Elfowie odziani byli w bogate szaty. Skaflok miał na sobie tunikę z białego jedwabiu i obcisłe płócienne spodnie, kubrak z barwnym haftem układającym się w zagmatwany labirynt, złocisty pas z ozdobionym drogimi kamieniami sztyletem w pochwie z elektrum[38], ciżmy ze skóry jednorożca i szkarłatną, gronostajową pelerynkę, która spływała mu z ramion niczym strumienie krwi. Freda odziana była w przejrzystą suknię z pajęczego jedwabiu, mieniącą się wszystkimi barwami tęczy. Brylantowy naszyjnik lśnił na jej małych, jędrnych piersiach, ciężki złoty pas obejmował talię, złote bransolety zdobiły obnażone ręce, a na nogach miała aksamitne trzewiczki. Oboje włożyli też diademy błyszczące od drogich kamieni, jak przystało na dostojnika Alfheimu i jego aktualną wybrankę. Inni biesiadnicy byli nie mniej strojni, nawet biedniejsi wodzowie z dalekich stron nosili ozdoby z nie obrobionego złota.
W sali rozbrzmiewała muzyka — nie tylko niesamowite melodie, które tak lubił Imryk — lecz także dźwięki sidhańskich harf i smętne nuty piszczałek używanych w zachodniej części wyspy. Toczono rozmowy, prędkie, błyskotliwe, okrutne, prawdziwe pojedynki słowne, pełne subtelnych drwin, pchnięć, parad i dźwięczny śmiech często rozlegał się za stołami.
Lecz gdy ustały rozmowy i powinni byli wystąpić trefnisie, zawołano o taniec mieczy. Imryk spochmurniał, gdyż nie chciał, aby wszyscy poznali wróżebne znaki, ale ponieważ pragnęła tego większość gości, nie mógł odmówić.
Elfowie i Elfiny wyszli na środek sali. Mężowie zrzucili z siebie szaty krępujące ruchy, niewiasty zaś wszystko.

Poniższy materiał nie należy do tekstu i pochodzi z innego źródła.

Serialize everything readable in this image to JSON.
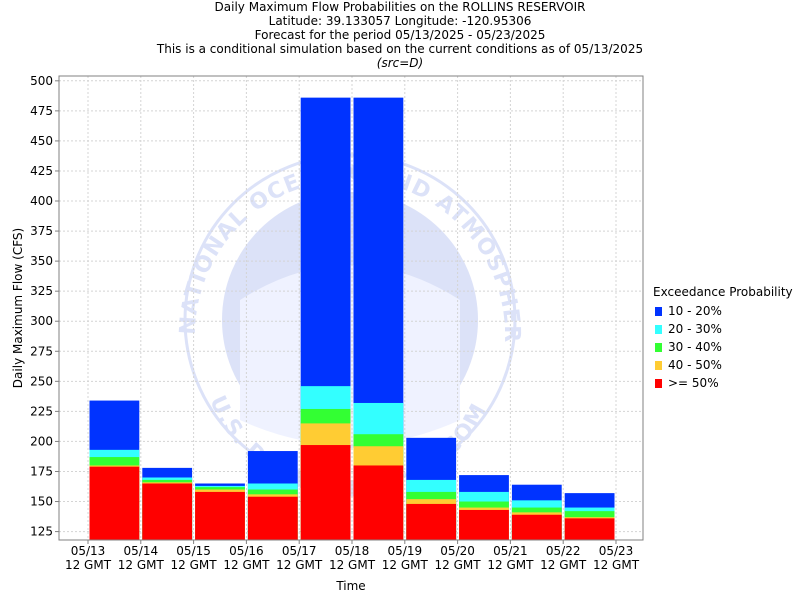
{
  "title": {
    "line1": "Daily Maximum Flow Probabilities on the ROLLINS RESERVOIR",
    "line2": "Latitude: 39.133057 Longitude: -120.95306",
    "line3": "Forecast for the period 05/13/2025 - 05/23/2025",
    "line4": "This is a conditional simulation based on the current conditions as of 05/13/2025",
    "src": "(src=D)"
  },
  "watermark": {
    "text_top": "NATIONAL OCEANIC AND ATMOSPHERIC ADMINISTRATION",
    "text_bottom": "U.S. DEPARTMENT OF COMMERCE"
  },
  "legend": {
    "title": "Exceedance Probability",
    "items": [
      {
        "label": "10 - 20%",
        "color": "#0033ff"
      },
      {
        "label": "20 - 30%",
        "color": "#33ffff"
      },
      {
        "label": "30 - 40%",
        "color": "#33ff33"
      },
      {
        "label": "40 - 50%",
        "color": "#ffcc33"
      },
      {
        "label": ">= 50%",
        "color": "#ff0000"
      }
    ]
  },
  "chart_data": {
    "type": "bar",
    "stacked": true,
    "xlabel": "Time",
    "ylabel": "Daily Maximum Flow (CFS)",
    "ylim": [
      118,
      504
    ],
    "yticks": [
      125,
      150,
      175,
      200,
      225,
      250,
      275,
      300,
      325,
      350,
      375,
      400,
      425,
      450,
      475,
      500
    ],
    "grid": true,
    "legend_position": "right",
    "x_tick_labels": [
      [
        "05/13",
        "12 GMT"
      ],
      [
        "05/14",
        "12 GMT"
      ],
      [
        "05/15",
        "12 GMT"
      ],
      [
        "05/16",
        "12 GMT"
      ],
      [
        "05/17",
        "12 GMT"
      ],
      [
        "05/18",
        "12 GMT"
      ],
      [
        "05/19",
        "12 GMT"
      ],
      [
        "05/20",
        "12 GMT"
      ],
      [
        "05/21",
        "12 GMT"
      ],
      [
        "05/22",
        "12 GMT"
      ],
      [
        "05/23",
        "12 GMT"
      ]
    ],
    "bars": [
      {
        "period": "05/13-05/14",
        "ge50": 179,
        "p40_50": 180,
        "p30_40": 187,
        "p20_30": 193,
        "p10_20": 234
      },
      {
        "period": "05/14-05/15",
        "ge50": 165,
        "p40_50": 166,
        "p30_40": 168,
        "p20_30": 170,
        "p10_20": 178
      },
      {
        "period": "05/15-05/16",
        "ge50": 158,
        "p40_50": 160,
        "p30_40": 162,
        "p20_30": 163,
        "p10_20": 165
      },
      {
        "period": "05/16-05/17",
        "ge50": 154,
        "p40_50": 156,
        "p30_40": 160,
        "p20_30": 165,
        "p10_20": 192
      },
      {
        "period": "05/17-05/18",
        "ge50": 197,
        "p40_50": 215,
        "p30_40": 227,
        "p20_30": 246,
        "p10_20": 486
      },
      {
        "period": "05/18-05/19",
        "ge50": 180,
        "p40_50": 196,
        "p30_40": 206,
        "p20_30": 232,
        "p10_20": 486
      },
      {
        "period": "05/19-05/20",
        "ge50": 148,
        "p40_50": 152,
        "p30_40": 158,
        "p20_30": 168,
        "p10_20": 203
      },
      {
        "period": "05/20-05/21",
        "ge50": 143,
        "p40_50": 145,
        "p30_40": 150,
        "p20_30": 158,
        "p10_20": 172
      },
      {
        "period": "05/21-05/22",
        "ge50": 139,
        "p40_50": 141,
        "p30_40": 145,
        "p20_30": 151,
        "p10_20": 164
      },
      {
        "period": "05/22-05/23",
        "ge50": 136,
        "p40_50": 137,
        "p30_40": 142,
        "p20_30": 145,
        "p10_20": 157
      }
    ]
  }
}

Niewolnicy przynieśli każdemu tancerzowi miecz. — Co oni robią? — zapytała Freda.
— To stary taniec wojenny — odparł Skaflok. — Przypuszczam, że będę musiał odegrać rolę skalda, gdyż żaden człowiek nie mógłby odtańczyć go bez uszczerbku dla siebie, nawet gdyby znał wszystkie figury. Tańczą go przy wtórze dziewięćdziesięciu dziewięciu wierszy, które skald musi ułożyć na poczekaniu. Jeżeli nikt nie odniesie rany, poczytają to za pomyślną wróżbę, omen zwycięstwa, ale jeśli ktoś zginie, oznacza to klęskę i zagładę. Nawet draśnięcie to zły znak. Nie podoba mi się to.